TMEM132B and CLCA4 showed the highest Fst values. CLCA4 is involved in regulating electrolytic fluxes and thereby modulates secretion, absorption, cell volume, and membrane potential. CLCA4 was also found to be highly expressed in the human colon and esophagus, and variants of CLCA4 were associated with cystic fibrosis [48, 49], an inherited disorder that severely damages the lungs and digestive system. Selection of the CLCA4 gene may be related to changes in food composition.

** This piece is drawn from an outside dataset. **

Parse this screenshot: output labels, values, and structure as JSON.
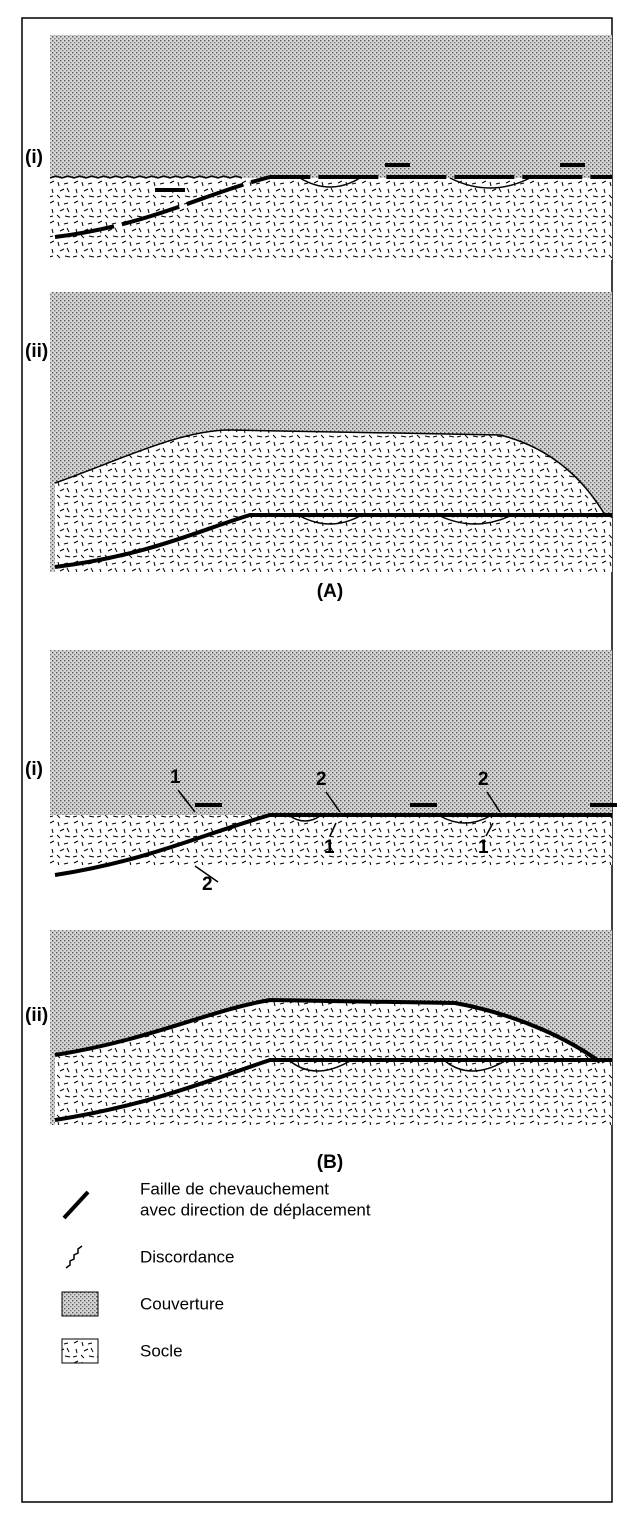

The TMEM132B is a member of the TMEM132 gene family [50]. The TMEM132 family is composed of neuronal genes, and mutations in the TMEM132 gene can cause nervous system diseases such as insomnia symptoms and hearing loss [51, 52]. A similar study in cattle showed that TMEM132E was positively selected [53]. Transcriptomic analysis revealed that some Fst candidate genes, mainly those with immune and metabolic functions, had different expression patterns. Interestingly, two genes (LOC101794647 and LOC113844272, also known as pancreatic alpha-amylase and pancreatic alpha-amylase-like, respectively) were found to be related to starch digestion, possibly because of the grain present in domestic duck feed. A similar selection effect was found in dogs, in which the starch digestion gene MGAM was selected and highly expressed [13]. In addition to bone development, our data suggest that the digestive, nervous, and immune systems were impacted during selection for breeding.

Conclusions

By comparing two wild duck species with domesticated duck breeds using both genomic and transcriptomic data, we found that domestic ducks changed in many aspects during domestication, particularly in the skeletal system.